It's staying light longer, the Leafs are all-but-eliminated ... that can mean only one thing: We'll soon see the first halter top of the season. OK, two things: It's almost baseball season, that mystical, wonderful time of year where you commit to a team for six months, knowing full well they won't win. Here's a starting nine for the Baltimore Orioles.
- Stuff White People Like #93 -- pop-culture references: The Wire, set in Baltimore, recently wrapped up its run, but the Orioles are still around to provide a portrait of hopelessness, despair, decay and ruin.
You'd have a better chance of finding a bullfighter in Nova Scotia than finding anyone who isn't down on the O's.
The glass-half-full take is that GM Andy MacPhail once rejuvenated the Twins, who once upon a time were also mired in mediocrity and hemorrhaging public goodwill due to having a cheapskate owner. The Orioles are pretty much in the same spot. - Bill of goods: It's pretty clear that Guillermo Quiroz is Spanish for "Sal Fasano," but it's heartwarming to learn that the former Blue Jay has found a home in Baltimore.
Quiroz is pencilled in to be the personal catcher for Canuck lefty Adam Loewen, whose 2007 season was ended by a stress fracture in his elbow. That ought get Quiroz what, 10, maybe 11 starts? Keep your fingers crossed he'll get more. - When it all goes wrong again: Back in 2006, the Orioles looked like pretty set for starting pitching -- righties Daniel Cabrera and Hayden Penn; left-handers Loewen and Erik Bédard.
One by one: Cabrera has morphed into the second coming of Armando Benitez (wicked fastball. Penn is beginning his third season in Triple-A. Loewen is coming off surgery and Bédard, as you might have heard, is sipping lattes in Seattle.
(Kameron Mickolio, one of the pitchers picked up in the Bedard deal, is a big curiosity -- a 6-foot-9 fireballer but extremely raw, since he didn't start pitching until after he was out of high school.) - Oh, one game proves nothing: In a space of a few weeks last summer, the Orioles became the first team in 110 years to get lit up for 30 runs in a game and got no-hit, 10-0, by Boston's Clay Buchholz in just his second major-league start.
- The experts speak: "The Orioles are likely as 5 1/4-inch floppy disks to make a comeback in 2008." -- Baseball Prospectus 2008
- Which segues right into: All that living lost to playing Earl Weaver Baseball on the family Tandy between 1988 and '97 has cultivated a lifelong soft spot for the Orioles.

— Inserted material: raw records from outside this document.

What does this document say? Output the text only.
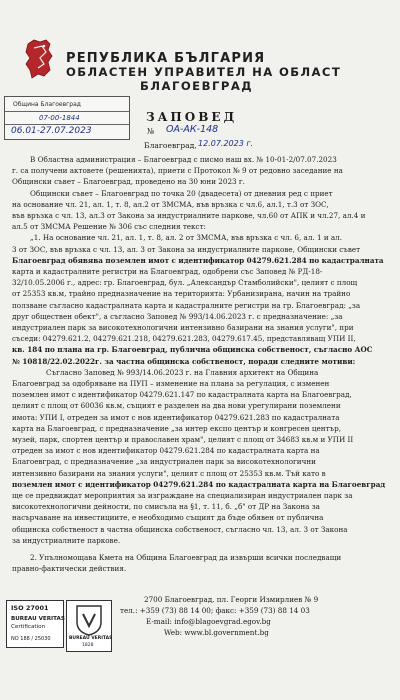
РЕПУБЛИКА БЪЛГАРИЯ
ОБЛАСТЕН УПРАВИТЕЛ НА ОБЛАСТ
БЛАГОЕВГРАД
Община Благоевград
07-00-1844
06.01-27.07.2023
ЗАПОВЕД
№ ОА-АК-148
Благоевград, 12.07.2023 г.
В Областна администрация – Благоевград с писмо наш вх. № 10-01-2/07.07.2023
г. са получени актовете (решенията), приети с Протокол № 9 от редовно заседание на
Общински съвет – Благоевград, проведено на 30 юни 2023 г.
Общински съвет – Благоевград по точка 20 (двадесета) от дневния ред с приет
на основание чл. 21, ал. 1, т. 8, ал.2 от ЗМСМА, във връзка с чл.6, ал.1, т.3 от ЗОС,
във връзка с чл. 13, ал.3 от Закона за индустриалните паркове, чл.60 от АПК и чл.27, ал.4 и
ал.5 от ЗМСМА Решение № 306 със следния текст:
„1. На основание чл. 21, ал. 1, т. 8, ал. 2 от ЗМСМА, във връзка с чл. 6, ал. 1 и ал.
3 от ЗОС, във връзка с чл. 13, ал. 3 от Закона за индустриалните паркове, Общински съвет
Благоевград обявява поземлен имот с идентификатор 04279.621.284 по кадастралната
карта и кадастралните регистри на Благоевград, одобрени със Заповед № РД-18-
32/10.05.2006 г., адрес: гр. Благоевград, бул. „Александър Стамболийски", целият с площ
от 25353 кв.м, трайно предназначение на територията: Урбанизирана, начин на трайно
ползване съгласно кадастралната карта и кадастралните регистри на гр. Благоевград: „за
друг обществен обект", а съгласно Заповед № 993/14.06.2023 г. с предназначение: „за
индустриален парк за високотехнологични интензивно базирани на знания услуги", при
съседи: 04279.621.2, 04279.621.218, 04279.621.283, 04279.617.45, представляващ УПИ II,
кв. 184 по плана на гр. Благоевград, публична общинска собственост, съгласно АОС
№ 10818/22.02.2022г. за частна общинска собственост, поради следните мотиви:
Съгласно Заповед № 993/14.06.2023 г. на Главния архитект на Община
Благоевград за одобряване на ПУП – изменение на плана за регулация, с изменен
поземлен имот с идентификатор 04279.621.147 по кадастралната карта на Благоевград,
целият с площ от 60036 кв.м, същият е разделен на два нови урегулирани поземлени
имота: УПИ I, отреден за имот с нов идентификатор 04279.621.283 по кадастралната
карта на Благоевград, с предназначение „за интер експо център и конгресен център,
музей, парк, спортен център и православен храм", целият с площ от 34683 кв.м и УПИ II
отреден за имот с нов идентификатор 04279.621.284 по кадастралната карта на
Благоевград, с предназначение „за индустриален парк за високотехнологични
интензивно базирани на знания услуги", целият с площ от 25353 кв.м. Тъй като в
поземлен имот с идентификатор 04279.621.284 по кадастралната карта на Благоевград
ще се предвиждат мероприятия за изграждане на специализиран индустриален парк за
високотехнологични дейности, по смисъла на §1, т. 11, б. „б" от ДР на Закона за
насърчаване на инвестициите, е необходимо същият да бъде обявен от публична
общинска собственост в частна общинска собственост, съгласно чл. 13, ал. 3 от Закона
за индустриалните паркове.
2. Упълномощава Кмета на Община Благоевград да извърши всички последващи
правно-фактически действия.
2700 Благоевград, пл. Георги Измирлиев № 9
тел.: +359 (73) 88 14 00; факс: +359 (73) 88 14 03
E-mail: info@blagoevgrad.egov.bg
Web: www.bl.government.bg
ISO 27001
BUREAU VERITAS
Certification
NO 188 / 25030	BUREAU VERITAS
1828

Man oh man, could the game use a manager like Earl Weaver. - Well, someone has to go first: BP 2008 has Opening Day starter Jeremy Guthrie down for a 6-8 record and a 5.07 earned-run average in 125 innings this season. That's about as close as the Orioles come to having an ace pitcher.
- The Two-Thirds Trio: Nick Markakis in right and Adam Jones in centre will be stars someday.
- Need-to-know: It promises to be a 162-game dirge down in Baltimore. The biggest story around the team might be whether they can get a nice package in return for leadoff man Brian Roberts. It's a long road back to being able to contend to be the best of the second-tier teams in the AL East.
That's all for now. Send your thoughts to neatesager@yahoo.ca.
2 comments:
Please note that the Orioles right fielder is Nick Markakis, two k's, not two s's. You spelled it wrong last year, too.
-An Orioles fan who reads your blog
Good catch ... Mar-ka-kis, of course, can pronounce it but have trouble with the spelling.
Typically it's been the other way around. Thanks.